A Freedom of Information request by HCSA to all 153 acute Trusts and Foundation Trusts revealed that of the 108 who responded just 10 Trusts had a policy where employer contributions of those opting out of the NHS Pension scheme were recycled to hospital doctors in pay packets. Another seven Trusts (6.5 per cent) are either developing or considering whether to develop a scheme, while one had suspended its policy “pending a national solution”.

The remaining 83.3% of Trusts said that they have no scheme in place.

Yet in its own research 56.6% of HCSA members surveyed said that they would only make use of the flexibilities if they could retain the employer contribution.
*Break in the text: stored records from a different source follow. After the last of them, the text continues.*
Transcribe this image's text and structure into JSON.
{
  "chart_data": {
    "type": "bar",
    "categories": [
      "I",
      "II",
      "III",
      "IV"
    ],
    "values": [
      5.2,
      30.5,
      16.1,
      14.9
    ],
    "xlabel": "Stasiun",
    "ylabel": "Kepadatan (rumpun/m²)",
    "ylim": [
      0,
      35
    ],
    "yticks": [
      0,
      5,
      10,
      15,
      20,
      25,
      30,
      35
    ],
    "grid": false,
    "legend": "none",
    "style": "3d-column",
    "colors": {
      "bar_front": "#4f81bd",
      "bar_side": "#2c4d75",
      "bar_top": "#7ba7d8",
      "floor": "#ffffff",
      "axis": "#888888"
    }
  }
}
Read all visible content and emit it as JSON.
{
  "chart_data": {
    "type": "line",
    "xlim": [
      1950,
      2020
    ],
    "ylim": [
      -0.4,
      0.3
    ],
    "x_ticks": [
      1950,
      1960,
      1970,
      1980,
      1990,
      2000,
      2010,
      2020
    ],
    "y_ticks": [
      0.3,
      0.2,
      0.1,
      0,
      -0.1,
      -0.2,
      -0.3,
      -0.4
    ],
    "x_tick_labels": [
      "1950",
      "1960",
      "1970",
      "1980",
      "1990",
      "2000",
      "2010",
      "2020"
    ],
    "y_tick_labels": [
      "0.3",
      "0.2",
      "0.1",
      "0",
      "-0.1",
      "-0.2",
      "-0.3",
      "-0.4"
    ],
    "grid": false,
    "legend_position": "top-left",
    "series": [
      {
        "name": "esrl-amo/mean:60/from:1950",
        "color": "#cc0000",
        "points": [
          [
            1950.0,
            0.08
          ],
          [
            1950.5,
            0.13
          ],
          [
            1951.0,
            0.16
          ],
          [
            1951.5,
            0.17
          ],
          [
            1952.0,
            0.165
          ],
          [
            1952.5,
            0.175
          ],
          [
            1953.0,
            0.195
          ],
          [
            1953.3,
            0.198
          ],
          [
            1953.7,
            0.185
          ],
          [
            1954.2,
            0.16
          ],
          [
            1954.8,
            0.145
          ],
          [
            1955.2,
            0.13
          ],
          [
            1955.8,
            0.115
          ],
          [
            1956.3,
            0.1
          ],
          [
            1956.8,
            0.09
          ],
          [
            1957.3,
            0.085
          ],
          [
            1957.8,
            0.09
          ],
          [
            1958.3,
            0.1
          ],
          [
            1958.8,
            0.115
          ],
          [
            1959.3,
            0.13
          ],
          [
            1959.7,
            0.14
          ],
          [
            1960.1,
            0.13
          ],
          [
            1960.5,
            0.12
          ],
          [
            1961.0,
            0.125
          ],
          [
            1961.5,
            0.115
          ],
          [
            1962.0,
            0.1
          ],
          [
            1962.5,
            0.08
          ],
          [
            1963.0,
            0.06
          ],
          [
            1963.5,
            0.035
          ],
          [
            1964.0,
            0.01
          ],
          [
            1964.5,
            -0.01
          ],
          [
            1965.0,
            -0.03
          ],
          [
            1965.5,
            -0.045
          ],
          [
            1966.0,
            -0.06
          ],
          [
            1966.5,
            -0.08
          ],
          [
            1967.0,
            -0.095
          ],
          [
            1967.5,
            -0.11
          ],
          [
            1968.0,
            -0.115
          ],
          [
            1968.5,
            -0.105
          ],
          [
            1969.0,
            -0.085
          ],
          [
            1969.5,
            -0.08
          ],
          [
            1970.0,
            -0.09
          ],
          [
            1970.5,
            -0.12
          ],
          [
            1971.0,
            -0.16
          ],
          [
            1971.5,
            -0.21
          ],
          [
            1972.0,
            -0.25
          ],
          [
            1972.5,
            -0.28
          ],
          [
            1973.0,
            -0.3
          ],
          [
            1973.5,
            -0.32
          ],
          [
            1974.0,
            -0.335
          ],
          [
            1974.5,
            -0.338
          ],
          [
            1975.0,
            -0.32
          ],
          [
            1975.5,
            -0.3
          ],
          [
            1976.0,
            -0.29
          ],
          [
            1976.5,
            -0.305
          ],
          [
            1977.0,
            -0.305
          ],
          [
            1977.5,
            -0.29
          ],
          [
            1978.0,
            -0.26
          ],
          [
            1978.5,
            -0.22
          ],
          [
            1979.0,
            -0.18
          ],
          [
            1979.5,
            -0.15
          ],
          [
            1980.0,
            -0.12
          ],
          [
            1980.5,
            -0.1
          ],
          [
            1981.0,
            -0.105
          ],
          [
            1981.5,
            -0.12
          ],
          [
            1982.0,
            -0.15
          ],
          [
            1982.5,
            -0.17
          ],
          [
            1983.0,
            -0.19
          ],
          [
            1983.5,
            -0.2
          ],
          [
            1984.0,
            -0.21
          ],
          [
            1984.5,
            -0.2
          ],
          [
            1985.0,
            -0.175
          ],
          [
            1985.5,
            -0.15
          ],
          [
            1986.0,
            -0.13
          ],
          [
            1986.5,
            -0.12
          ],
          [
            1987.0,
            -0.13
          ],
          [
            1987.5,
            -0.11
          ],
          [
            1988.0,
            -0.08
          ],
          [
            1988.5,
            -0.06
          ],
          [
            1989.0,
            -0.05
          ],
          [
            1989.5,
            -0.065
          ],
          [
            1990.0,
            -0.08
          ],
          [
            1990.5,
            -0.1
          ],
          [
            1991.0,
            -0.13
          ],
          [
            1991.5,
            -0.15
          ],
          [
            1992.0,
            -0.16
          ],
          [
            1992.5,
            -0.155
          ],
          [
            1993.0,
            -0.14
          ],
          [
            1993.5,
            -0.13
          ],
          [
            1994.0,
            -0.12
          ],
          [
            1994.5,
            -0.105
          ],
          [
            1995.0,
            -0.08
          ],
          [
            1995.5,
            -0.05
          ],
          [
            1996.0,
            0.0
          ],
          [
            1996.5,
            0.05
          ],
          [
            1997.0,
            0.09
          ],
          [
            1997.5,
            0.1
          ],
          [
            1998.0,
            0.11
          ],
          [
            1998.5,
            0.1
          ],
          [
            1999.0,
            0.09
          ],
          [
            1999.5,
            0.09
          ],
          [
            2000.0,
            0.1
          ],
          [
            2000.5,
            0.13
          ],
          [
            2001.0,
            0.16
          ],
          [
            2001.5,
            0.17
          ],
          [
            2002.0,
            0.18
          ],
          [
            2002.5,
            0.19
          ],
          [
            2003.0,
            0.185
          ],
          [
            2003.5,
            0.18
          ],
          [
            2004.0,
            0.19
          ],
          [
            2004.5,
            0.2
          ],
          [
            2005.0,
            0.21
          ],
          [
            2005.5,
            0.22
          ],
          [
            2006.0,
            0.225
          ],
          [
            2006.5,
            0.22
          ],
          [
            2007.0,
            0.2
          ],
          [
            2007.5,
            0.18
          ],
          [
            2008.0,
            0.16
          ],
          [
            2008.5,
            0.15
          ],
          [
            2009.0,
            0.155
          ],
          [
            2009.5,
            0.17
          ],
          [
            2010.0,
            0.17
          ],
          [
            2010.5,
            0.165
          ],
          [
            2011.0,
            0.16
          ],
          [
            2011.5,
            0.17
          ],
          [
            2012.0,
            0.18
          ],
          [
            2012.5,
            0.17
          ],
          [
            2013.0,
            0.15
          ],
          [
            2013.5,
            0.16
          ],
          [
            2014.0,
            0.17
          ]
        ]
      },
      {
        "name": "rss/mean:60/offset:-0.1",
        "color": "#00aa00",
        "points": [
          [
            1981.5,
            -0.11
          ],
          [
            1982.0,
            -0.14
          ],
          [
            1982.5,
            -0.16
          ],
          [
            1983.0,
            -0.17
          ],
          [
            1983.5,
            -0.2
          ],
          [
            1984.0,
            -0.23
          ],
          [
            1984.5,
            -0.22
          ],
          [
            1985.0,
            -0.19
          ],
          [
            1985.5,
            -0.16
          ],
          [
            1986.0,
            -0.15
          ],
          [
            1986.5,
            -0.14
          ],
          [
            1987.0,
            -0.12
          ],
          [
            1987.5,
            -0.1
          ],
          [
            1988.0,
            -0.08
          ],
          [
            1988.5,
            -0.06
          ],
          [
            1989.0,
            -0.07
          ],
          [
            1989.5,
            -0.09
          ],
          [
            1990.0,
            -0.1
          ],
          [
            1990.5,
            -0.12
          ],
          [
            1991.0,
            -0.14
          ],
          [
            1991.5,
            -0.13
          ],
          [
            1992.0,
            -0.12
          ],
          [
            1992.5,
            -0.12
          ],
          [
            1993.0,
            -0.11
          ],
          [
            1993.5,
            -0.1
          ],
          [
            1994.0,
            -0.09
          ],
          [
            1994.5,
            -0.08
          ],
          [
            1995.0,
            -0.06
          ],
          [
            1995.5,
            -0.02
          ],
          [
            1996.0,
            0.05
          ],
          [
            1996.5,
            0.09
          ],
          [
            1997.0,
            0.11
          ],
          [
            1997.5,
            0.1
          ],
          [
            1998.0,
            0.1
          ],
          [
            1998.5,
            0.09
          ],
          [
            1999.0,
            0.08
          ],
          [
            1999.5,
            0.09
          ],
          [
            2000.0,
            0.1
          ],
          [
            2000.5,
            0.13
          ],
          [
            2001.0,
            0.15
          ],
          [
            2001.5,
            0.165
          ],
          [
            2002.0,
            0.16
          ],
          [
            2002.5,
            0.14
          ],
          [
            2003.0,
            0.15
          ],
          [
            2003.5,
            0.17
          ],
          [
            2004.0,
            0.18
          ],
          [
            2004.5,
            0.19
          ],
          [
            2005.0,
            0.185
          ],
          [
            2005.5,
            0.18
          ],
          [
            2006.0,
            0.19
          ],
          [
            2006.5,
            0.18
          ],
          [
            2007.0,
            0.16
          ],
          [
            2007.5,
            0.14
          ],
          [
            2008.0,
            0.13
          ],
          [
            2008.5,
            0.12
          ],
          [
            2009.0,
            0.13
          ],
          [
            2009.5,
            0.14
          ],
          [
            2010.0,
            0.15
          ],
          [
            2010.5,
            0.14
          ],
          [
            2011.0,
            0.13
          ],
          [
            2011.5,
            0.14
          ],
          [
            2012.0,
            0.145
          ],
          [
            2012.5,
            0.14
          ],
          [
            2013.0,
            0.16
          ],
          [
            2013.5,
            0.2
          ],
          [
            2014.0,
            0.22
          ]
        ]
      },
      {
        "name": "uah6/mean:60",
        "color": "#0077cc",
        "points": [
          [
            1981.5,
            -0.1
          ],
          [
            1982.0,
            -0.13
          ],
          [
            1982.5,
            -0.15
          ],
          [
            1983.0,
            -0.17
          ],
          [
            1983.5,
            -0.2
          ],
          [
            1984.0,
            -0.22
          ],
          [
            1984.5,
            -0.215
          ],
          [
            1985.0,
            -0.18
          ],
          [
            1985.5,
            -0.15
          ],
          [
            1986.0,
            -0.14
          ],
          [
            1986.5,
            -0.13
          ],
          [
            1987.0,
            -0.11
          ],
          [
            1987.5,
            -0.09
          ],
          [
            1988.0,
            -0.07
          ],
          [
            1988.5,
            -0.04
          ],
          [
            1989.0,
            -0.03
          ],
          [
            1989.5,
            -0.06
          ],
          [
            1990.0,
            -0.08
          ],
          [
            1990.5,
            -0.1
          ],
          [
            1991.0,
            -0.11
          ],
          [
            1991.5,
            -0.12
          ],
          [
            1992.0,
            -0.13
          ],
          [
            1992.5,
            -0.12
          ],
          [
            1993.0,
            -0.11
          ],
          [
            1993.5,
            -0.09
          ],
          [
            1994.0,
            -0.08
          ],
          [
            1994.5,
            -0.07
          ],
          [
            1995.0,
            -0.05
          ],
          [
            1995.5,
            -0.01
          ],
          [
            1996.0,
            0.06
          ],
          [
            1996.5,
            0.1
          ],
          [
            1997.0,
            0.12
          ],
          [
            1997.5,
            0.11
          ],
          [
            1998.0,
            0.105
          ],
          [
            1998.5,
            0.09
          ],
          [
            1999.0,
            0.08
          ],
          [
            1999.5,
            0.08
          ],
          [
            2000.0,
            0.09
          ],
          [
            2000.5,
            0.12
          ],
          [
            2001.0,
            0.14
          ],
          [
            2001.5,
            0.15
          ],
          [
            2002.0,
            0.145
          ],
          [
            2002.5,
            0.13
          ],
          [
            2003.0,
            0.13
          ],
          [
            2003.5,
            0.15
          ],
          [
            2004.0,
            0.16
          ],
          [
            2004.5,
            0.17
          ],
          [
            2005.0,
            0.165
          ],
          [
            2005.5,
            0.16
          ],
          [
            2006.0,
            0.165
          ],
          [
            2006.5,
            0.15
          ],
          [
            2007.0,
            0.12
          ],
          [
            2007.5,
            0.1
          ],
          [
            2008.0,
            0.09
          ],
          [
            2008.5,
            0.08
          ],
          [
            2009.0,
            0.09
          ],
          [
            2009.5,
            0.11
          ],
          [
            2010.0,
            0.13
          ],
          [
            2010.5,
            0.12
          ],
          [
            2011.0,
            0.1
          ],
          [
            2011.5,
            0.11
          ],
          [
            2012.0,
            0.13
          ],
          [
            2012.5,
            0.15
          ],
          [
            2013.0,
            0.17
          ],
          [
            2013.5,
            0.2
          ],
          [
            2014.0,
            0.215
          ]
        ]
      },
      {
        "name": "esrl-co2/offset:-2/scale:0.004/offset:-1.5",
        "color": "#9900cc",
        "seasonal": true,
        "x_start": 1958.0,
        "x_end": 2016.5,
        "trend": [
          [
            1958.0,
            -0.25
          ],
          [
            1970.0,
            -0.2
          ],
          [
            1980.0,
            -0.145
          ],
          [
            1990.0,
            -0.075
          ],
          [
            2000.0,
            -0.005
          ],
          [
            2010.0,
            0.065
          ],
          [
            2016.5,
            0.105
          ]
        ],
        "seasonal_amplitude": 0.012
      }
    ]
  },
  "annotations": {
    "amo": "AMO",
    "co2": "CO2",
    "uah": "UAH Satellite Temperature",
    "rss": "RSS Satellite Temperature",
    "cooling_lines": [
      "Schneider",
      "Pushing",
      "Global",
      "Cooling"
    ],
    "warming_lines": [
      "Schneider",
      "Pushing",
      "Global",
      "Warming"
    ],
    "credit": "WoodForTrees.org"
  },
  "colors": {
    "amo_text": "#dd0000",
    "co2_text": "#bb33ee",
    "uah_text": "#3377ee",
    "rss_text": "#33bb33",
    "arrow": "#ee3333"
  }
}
Just 9.4% said this would not influence their decision, while 30.5% said that they did not know.

In its recent submission to a government consultation on Pension Flexibilities, HCSA warned that allowing the policy to be used on a discretionary basis could have significant negative consequences for a number of other reasons:

  • It could further undermine already low levels of morale for those doctors who utilise the flexibilities on offer, but are unable to access the employer contribution.
  • It could have the effect of creating a ‘postcode lottery,’ which distorts the local labour market, with significant variations in take-home pay available on a purely arbitrary basis.
  • If applications for retention of employer contributions are considered on a ‘case by case’ basis, rather than being available to all staff who meet a specified criteria, there is a potential for instances of perceived discrimination or favouritism to arise.

HCSA is arguing that a mandatory scheme should be applied to all Trusts, with nationally set terms, in consultation with Trade Unions.

HCSA President Dr Claudia Paoloni said: “We have grave doubts over the reliance on pensions flexibilities to ease the service and staffing issues the Treasury’s tax trap is creating on the ground, and maintain that the only solution is the removal of the taper and the reform of allowances.

“But even according to the logic of these reforms, our research suggests that allowing a free-for-all where Trusts can snatch more than 14 per cent from the remuneration of hospital doctors who use the flexibilities will prove a major barrier to take-up.

“We are urging the architects of this scheme to see sense, end this self-defeating policy and put in place a cost-neutral national policy to ensure that not a penny can be taken from the pay packets of hospital doctors who will already be taking a cut to the value of their pension at retirement.”